En France, les sectateurs de l’exploration de la lune, de mars, et de la recherche spatiale en général, bénéficient d’un avantage particulier : celui de disposer d’un sympathique porte-parole, ayant déjà fait plusieurs missions spatiales, suivies d’émissions audiovisuelles, de films et de livres, s’exprimant de manière simple, claire et modeste, bref un gendre parfait. Bien d’autres domaines en peine d’image positive, comme l’exécutif, la justice, la police et l’armée, le nucléaire militaire et civil, la finance, l’industrie pharmaceutique, le gaz de schiste, l’automobile individuelle, et bien d’autres, rêveraient d’un tel propagandiste, utilisé sans modération par les médias.
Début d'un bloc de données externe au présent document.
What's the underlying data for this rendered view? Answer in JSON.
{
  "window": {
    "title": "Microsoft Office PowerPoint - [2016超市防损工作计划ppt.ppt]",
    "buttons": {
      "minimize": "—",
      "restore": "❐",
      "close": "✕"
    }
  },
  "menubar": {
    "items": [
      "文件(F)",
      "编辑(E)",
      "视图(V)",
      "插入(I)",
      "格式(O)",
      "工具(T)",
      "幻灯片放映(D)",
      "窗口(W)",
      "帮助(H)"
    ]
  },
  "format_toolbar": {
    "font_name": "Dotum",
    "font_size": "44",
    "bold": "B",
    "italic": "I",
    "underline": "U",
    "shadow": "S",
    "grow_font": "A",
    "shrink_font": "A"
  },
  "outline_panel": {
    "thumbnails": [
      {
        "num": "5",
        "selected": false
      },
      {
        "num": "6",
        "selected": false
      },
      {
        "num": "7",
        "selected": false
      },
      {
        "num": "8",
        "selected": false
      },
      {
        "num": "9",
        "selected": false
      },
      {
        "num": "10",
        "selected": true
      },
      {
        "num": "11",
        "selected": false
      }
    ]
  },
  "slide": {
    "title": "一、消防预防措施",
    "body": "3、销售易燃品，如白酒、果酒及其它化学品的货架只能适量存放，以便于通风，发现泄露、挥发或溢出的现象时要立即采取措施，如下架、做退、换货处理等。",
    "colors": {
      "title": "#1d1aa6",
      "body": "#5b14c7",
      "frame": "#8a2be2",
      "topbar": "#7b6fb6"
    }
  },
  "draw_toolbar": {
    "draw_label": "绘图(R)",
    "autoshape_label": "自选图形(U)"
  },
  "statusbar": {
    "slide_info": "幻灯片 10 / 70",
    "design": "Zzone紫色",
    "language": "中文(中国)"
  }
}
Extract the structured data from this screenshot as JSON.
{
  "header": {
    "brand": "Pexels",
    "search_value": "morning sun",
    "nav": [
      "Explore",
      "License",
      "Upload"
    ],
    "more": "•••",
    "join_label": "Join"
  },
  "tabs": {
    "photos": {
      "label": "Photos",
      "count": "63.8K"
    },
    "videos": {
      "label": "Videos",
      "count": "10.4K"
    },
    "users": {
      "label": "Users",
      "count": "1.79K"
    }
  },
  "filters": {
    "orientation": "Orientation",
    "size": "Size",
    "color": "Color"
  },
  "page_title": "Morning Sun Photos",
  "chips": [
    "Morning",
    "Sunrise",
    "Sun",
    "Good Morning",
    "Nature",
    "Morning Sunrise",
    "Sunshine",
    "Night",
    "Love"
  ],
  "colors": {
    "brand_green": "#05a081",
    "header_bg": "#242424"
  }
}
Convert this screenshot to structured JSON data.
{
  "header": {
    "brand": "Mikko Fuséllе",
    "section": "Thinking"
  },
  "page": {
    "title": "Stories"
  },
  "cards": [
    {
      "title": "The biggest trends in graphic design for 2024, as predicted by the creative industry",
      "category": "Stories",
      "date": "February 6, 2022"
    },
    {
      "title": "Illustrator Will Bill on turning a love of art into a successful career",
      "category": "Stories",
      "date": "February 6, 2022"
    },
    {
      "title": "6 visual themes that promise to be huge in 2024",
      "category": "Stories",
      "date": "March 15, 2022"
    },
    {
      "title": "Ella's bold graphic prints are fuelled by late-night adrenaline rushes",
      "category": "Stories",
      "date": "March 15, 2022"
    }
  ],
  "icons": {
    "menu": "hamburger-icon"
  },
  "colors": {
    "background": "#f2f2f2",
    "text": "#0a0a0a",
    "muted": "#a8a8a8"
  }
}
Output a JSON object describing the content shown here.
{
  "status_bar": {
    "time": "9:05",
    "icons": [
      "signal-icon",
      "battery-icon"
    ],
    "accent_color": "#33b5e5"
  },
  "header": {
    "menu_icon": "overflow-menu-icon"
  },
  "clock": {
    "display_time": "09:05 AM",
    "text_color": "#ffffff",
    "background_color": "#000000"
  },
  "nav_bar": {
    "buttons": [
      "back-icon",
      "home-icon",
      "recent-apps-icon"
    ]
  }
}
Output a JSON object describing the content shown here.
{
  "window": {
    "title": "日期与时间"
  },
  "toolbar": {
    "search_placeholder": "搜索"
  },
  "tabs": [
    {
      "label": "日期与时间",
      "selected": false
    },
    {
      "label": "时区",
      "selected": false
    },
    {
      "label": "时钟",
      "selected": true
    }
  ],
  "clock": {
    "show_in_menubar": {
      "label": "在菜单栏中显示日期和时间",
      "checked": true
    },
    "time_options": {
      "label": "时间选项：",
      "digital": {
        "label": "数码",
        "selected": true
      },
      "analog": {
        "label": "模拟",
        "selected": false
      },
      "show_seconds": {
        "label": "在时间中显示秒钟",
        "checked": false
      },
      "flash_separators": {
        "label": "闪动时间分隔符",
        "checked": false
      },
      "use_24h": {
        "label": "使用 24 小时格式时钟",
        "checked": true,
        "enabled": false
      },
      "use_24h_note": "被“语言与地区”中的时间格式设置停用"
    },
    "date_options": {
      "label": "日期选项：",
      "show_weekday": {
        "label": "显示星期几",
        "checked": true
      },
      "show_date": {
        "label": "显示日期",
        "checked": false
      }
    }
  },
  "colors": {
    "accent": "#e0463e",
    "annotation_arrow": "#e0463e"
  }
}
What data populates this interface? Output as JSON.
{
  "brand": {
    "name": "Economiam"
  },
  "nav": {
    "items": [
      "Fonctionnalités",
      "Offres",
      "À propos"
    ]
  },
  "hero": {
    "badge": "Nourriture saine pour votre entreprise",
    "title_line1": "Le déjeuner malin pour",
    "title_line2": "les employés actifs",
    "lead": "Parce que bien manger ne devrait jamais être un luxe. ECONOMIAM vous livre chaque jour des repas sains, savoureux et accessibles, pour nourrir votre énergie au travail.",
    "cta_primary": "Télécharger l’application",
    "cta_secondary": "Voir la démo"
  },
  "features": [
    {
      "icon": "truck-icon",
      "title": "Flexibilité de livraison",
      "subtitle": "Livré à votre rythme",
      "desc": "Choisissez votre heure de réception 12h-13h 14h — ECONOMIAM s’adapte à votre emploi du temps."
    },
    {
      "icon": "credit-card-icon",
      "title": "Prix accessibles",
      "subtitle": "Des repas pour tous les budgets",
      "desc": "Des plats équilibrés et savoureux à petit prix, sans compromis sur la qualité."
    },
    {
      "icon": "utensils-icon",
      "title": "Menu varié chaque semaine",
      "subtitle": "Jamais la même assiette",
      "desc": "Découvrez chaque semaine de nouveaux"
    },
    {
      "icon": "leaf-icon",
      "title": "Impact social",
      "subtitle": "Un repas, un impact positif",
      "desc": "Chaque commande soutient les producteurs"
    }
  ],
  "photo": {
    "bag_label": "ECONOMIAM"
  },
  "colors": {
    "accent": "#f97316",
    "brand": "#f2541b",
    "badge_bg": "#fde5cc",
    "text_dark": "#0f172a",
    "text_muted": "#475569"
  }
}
Cette recherche spatiale est considérablement coûteuse, un coût démesuré qui pèse largement, à travers les impôts, sur les populations des quelques pays où de telles recherches sont en cours. N’y aurait-il pas d’autres priorités plus urgentes pour ces populations, sur les plans sanitaire, alimentaire, de l’éducation, du logement et des transports, de la protection contre la crise de la biosphère, pour employer ces sommes gigantesques ?
Une des caractéristiques de cette recherche est sa dépendance vis-à-vis de l’énergie nucléaire. Sans propulsion atomique, cette recherche serait impossible, aucune autre énergie actuellement maîtrisée par nos techniques n’étant susceptible de permettre de tels voyages hors de notre atmosphère. Donc le maintien et le développement de programmes d’exploration spatiale exigeront de maintenir des recherches avancées dans ce domaine, quels que soient les dangers que le nucléaire, qu’il soit militaire ou « civil », font et feront courir à notre propre survie.
Cette recherche est considérablement polluante, contribue à la dilapidation de ressources irremplaçables et au dérèglement climatique, pourtant il est clair qu’elle ne peut en aucune manière contribuer de manière significative à résoudre les problèmes évoqués ci-dessus. Il est légitime de se demander ce que pourraient apporter ces programmes à l’humanité en crise et en danger.
La première promesse que l’on nous vend est que ces programmes pourront nous fournir des informations considérables sur l’histoire et le fonctionnement de l’univers. Indéniablement, mais ces informations sont-elles urgentes et indispensables aujourd’hui ? Ne pourraient-elles attendre une période plus propice de notre histoire, si celle-ci doit se continuer, lorsque nous serons sortis de la période noire que vit actuellement notre planète, ses habitants de tous poils, plumes et feuilles, et nos sociétés ?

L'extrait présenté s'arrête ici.